Spätestens an diesem Punkt kann ich nicht mehr darüber lachen. Der Islam ist via Masseneinwanderung vor allem deshalb eine Gefahr für Demokratie und Rechtsstaat, weil er - im Gegensatz zu den christlichen Kirchen - nicht in einem Jahrhunderte dauernden Säkularisationskampf gelernt hat, sich aus irdischer Politik heraus zu halten. Im Gegenteil: der Islam ist seit seiner Entstehung Religion UND politische Ideologie gleichermaßen - und zwar eine Ideologie mit explizitem, WELTLICHEM Herrschaftsanspruch! Man frage mal einen strengläubigen Moslem, ob denn Allah "bunt" sei... Die uns heute so selbstverständliche Trennung zwischen dem Reich Gottes und dem weltlichen Reich, die unsere Demokratie und unseren Rechtsstaat überhaupt erst möglich gemacht hat, ist dem Islam völlig wesensfremd.
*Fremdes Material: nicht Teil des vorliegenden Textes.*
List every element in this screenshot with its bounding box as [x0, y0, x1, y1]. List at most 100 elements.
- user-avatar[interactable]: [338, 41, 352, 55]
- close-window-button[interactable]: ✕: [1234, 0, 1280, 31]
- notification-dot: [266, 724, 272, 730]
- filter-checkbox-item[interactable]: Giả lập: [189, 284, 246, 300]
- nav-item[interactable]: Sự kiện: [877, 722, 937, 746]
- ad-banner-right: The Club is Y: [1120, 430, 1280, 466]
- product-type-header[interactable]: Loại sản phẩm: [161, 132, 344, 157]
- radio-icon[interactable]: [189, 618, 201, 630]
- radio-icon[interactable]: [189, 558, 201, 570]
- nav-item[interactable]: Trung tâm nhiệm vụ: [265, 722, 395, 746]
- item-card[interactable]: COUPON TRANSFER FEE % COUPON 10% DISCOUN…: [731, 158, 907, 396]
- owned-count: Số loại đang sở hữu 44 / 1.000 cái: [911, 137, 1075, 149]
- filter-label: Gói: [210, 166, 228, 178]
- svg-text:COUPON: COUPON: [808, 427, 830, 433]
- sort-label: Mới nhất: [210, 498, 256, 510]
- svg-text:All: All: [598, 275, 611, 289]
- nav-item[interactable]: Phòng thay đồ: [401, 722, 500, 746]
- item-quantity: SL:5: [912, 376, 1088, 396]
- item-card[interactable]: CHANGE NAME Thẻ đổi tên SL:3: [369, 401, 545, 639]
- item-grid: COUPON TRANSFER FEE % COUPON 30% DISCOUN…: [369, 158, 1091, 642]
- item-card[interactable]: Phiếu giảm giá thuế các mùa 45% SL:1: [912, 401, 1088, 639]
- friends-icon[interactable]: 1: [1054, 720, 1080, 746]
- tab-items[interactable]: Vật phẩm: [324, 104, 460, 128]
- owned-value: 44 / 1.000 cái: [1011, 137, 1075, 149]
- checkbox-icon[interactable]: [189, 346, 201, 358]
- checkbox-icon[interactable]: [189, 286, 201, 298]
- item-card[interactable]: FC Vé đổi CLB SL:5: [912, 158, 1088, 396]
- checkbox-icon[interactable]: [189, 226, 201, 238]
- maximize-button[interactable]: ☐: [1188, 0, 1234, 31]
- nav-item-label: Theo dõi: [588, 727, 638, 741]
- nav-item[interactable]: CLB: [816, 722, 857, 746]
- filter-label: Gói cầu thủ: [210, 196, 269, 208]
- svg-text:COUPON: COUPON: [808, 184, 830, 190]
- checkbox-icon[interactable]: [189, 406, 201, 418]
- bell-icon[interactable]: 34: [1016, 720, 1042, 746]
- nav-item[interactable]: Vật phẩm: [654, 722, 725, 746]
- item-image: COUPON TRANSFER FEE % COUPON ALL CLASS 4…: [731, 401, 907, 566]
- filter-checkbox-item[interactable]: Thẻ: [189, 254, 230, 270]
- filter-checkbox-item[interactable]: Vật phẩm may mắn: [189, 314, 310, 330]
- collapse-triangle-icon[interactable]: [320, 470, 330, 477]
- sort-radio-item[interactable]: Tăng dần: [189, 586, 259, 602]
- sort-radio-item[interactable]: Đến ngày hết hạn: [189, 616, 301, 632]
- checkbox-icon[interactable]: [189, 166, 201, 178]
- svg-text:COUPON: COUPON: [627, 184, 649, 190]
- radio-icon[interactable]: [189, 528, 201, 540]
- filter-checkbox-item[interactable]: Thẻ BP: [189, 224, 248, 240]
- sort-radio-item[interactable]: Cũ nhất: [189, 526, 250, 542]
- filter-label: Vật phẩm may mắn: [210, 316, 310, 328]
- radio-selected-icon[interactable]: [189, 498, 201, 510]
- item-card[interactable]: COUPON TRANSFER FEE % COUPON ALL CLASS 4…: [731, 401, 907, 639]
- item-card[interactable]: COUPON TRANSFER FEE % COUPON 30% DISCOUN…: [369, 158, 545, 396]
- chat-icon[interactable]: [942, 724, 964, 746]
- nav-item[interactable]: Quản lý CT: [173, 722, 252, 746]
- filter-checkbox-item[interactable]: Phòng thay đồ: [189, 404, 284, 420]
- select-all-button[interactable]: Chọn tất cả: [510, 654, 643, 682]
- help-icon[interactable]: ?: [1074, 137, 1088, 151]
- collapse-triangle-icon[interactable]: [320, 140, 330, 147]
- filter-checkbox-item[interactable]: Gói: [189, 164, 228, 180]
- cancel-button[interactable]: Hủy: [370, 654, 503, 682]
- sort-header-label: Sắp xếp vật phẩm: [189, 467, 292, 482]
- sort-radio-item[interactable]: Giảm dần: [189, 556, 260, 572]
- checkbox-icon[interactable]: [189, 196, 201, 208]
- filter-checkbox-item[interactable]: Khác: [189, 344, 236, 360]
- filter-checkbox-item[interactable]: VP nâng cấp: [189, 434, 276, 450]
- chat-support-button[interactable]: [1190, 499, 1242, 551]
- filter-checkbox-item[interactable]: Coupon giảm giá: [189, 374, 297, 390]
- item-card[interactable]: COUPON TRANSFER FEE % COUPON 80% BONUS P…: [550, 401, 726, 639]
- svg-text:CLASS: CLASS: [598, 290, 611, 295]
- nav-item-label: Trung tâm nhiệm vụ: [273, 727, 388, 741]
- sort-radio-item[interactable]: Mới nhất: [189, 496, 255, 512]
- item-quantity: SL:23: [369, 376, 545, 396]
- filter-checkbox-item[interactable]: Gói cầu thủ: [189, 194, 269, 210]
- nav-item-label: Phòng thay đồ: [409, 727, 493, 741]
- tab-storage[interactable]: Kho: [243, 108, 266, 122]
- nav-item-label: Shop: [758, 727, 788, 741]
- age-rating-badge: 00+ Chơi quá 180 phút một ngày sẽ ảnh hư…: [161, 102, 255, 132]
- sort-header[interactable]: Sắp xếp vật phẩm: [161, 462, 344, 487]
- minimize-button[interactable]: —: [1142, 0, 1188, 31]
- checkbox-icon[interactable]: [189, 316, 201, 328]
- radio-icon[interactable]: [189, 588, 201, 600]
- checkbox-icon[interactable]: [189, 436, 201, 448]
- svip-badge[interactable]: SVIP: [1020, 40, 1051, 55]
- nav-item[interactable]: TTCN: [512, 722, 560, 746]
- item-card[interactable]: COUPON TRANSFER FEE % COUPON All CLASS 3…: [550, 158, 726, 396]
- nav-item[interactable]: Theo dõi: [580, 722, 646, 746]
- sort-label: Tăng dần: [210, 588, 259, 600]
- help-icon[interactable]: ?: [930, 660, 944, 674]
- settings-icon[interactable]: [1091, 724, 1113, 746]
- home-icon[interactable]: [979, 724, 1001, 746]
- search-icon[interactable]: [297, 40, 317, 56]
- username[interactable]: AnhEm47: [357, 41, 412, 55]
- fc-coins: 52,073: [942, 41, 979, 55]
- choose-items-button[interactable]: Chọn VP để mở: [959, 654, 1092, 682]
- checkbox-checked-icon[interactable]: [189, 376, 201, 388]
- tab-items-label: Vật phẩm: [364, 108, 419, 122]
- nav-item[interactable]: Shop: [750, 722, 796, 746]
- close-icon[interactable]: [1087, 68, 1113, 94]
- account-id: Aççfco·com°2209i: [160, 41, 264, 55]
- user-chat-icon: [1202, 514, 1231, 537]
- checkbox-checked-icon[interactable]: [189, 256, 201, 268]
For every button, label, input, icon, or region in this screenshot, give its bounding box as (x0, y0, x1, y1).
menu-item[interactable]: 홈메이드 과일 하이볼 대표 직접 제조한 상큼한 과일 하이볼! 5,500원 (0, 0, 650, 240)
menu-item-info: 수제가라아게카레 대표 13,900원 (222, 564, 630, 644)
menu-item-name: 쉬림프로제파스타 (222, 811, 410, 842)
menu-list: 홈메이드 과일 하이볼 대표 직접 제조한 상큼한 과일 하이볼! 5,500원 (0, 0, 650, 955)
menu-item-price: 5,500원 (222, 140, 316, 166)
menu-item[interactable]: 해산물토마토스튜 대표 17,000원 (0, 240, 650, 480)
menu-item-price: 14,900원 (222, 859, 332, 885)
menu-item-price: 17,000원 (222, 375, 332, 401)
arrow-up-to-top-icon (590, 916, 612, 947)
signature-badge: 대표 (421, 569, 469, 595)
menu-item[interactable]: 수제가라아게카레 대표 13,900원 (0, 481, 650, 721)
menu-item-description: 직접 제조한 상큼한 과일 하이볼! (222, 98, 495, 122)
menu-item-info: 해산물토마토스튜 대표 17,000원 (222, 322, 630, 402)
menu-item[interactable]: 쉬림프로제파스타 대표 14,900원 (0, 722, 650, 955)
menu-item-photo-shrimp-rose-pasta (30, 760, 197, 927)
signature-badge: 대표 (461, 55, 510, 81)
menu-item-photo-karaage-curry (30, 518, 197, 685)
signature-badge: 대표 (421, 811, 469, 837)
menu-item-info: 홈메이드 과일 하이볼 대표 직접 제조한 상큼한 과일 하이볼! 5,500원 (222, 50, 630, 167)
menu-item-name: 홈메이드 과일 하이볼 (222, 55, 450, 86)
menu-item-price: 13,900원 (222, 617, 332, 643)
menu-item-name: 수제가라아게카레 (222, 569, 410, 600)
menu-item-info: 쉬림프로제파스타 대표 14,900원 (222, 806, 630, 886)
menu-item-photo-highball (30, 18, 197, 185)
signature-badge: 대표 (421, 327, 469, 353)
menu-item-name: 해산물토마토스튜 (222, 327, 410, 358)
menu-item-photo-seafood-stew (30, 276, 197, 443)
Anstatt diese Gefahr für Demokratie und Rechtsstaat realistisch als solche zu sehen, fallen Teile der christlichen Institutionen heute vor lauter, eifriger Anpassung an den Zeitgeist in Methoden zurück, die wir doch eigentlich seit der Säkularisation wenigstens im Christentum überwunden glaubten: dass man nämlich schon Kinder unter dem Mäntelchen "Wort Gottes" politisch einseitig und ausgrenzend erzieht. Genau das ist die Substanz, aus der am Ende Glaubenskriege gemacht werden - und mit "Glaubenskrieg" meine ich hier nicht bloß leidenschaftlich geführte Dispute über Unbeweisbares, sondern sehr konkretes, blutiges sich gegenseitig Abschlachten. Dass das Objekt solch einseitiger Ausgrenzung bei der evangelischen Kirche derzeit noch (!) nicht der Islam ist, sondern diejenigen, die man wegen ihrer abweichenden Meinung als angebliche Fremdenhasser, Rassisten und Neonazis verleumdet, spielt nur eine vorübergehende Rolle: die konkreten Objekte des Hasses sind kurzfristig durch bloße Medienkampagnen austauschbar. Substanziell gefährlich ist hier vor allem die systematisch schon bei Kindern eingeübte Methode: Ausgrenzen und Verleumden statt Zuhören und Argumentieren. Mit Gottes Hilfe.